All this changed 20 years later when President George W. Bush demolished Reagan's "wall" between law enforcement and domestic spying and directed the CIA and other domestic spying agencies to share the fruits of their spying with the FBI.
Thus, thanks to Reagan and Bush authorizing it, and their successors looking the other way, CIA agents have been engaging in fishing expeditions on a grand scale inside the U.S. for the past 20 years. Congress knows about this because all intelligence agencies are required by statute to report the extent of their spying secretly to the House and Senate Intelligence Committees.
This, of course, does not absolve the CIA of its presidentially authorized computer hacking crimes; rather, it gives Congress a false sense of security that it has a handle on what's going on.
What's going on is not CIA lawyers appearing before judges asking for surveillance warrants based upon probable cause of crime, as the Constitution requires. What's going on is CIA agents going to Big Tech and paying for access to communications used by ordinary Americans. Some Big Tech firms told the CIA to take a hike. Others took the CIA's cash and opened the spigots of their fiber optic data to the voracious federal appetite.
If the CIA went to a judge and demonstrated probable cause of crime -- for example, that a janitor in the Russian Embassy was passing defense secrets to Moscow -- surely the judge would have signed a surveillance warrant. But to the CIA, following the Constitution is too limiting.
Thus, by acquiring bulk data -- fiber optic data on hundreds of millions of Americans acquired without search warrants -- the CIA could avoid the time and trouble of demonstrating probable cause to a judge. But that time and trouble were intentionally required by the authors of the Fourth Amendment so as to keep the government off our backs.
Not to be outdone by its principal rival, the FBI soon began doing the same thing -- gathering bulk data without search warrants.
When Congress learned of this, it enacted legislation that banned the warrantless acquisition of bulk data. Apparently, Congress is naive enough to believe that the CIA, the FBI and the National Security Agency, their cousin with 60,000 domestic spies, actually comply with federal law.
Last week, that naivete was manifested front and center when the CIA sent a letter to the Senate Intelligence Committee documenting the extent of its domestic acquisition of bulk data on Americans.
Two senators who should have known better claimed they were "shocked" at what they read. They read an admission of continued CIA warrantless bulk acquisition of personal data on unsuspecting and unsuspected Americans, and they saw large portions of the letter redacted so that the senators do not know the nature of the data received.

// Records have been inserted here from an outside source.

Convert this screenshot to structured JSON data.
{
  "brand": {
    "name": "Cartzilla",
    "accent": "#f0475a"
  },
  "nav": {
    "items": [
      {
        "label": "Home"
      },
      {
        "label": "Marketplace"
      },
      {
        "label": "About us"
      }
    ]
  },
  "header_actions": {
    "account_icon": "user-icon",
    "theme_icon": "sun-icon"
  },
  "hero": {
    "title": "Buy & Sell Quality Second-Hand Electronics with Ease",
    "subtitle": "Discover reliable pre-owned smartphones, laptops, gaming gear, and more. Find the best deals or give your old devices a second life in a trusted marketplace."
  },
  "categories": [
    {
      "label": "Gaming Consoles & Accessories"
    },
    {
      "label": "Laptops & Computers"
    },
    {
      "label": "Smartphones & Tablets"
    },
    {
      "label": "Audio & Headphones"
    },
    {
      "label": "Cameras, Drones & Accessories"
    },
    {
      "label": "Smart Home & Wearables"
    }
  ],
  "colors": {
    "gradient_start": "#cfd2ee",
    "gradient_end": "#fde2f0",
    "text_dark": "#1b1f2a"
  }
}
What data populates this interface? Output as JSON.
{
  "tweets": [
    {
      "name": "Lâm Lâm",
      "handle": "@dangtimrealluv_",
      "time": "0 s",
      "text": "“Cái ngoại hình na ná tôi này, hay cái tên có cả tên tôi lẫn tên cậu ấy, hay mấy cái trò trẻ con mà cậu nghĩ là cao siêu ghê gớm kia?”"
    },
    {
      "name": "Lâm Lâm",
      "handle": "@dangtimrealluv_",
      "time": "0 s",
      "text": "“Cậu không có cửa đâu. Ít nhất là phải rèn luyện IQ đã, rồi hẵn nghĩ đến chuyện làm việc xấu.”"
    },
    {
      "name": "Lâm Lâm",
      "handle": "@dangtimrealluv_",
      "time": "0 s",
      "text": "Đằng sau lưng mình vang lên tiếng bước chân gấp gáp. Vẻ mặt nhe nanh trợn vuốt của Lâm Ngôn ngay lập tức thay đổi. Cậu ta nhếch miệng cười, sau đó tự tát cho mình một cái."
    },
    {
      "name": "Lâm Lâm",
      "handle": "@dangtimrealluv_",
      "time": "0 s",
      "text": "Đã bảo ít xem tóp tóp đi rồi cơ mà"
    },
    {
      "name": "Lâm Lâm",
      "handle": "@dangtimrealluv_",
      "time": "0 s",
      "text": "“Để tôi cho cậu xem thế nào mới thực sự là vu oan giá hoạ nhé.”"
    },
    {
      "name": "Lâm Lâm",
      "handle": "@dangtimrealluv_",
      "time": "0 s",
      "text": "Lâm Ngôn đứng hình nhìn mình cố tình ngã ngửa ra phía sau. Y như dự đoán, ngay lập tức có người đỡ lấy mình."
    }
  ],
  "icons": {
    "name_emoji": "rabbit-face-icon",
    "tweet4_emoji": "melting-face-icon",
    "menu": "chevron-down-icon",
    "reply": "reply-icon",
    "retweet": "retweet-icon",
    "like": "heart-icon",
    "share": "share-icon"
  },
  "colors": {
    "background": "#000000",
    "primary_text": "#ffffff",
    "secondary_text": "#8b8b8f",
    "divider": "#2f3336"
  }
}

So, notwithstanding the persistent efforts of members of Congress from both parties to limit and in some cases to prohibit the warrantless acquisition of bulk data by the CIA from Americans, the practice continues, the CIA defends it and presidents look the other way.
In 1947, Congress created a monster which today is so big and so powerful and so indifferent to the Constitution and the federal laws its agents have sworn to uphold that it can boast about its lawlessness, have no fear of defying Congress and always escape the consequences of all this largely unscathed.
I suspect the CIA and its cousins get away with this because they spy on Congress and possess damning personal data on members who regularly vote to increase their secret budgets. When will we have a government whose officials are courageous enough to uphold the Constitution?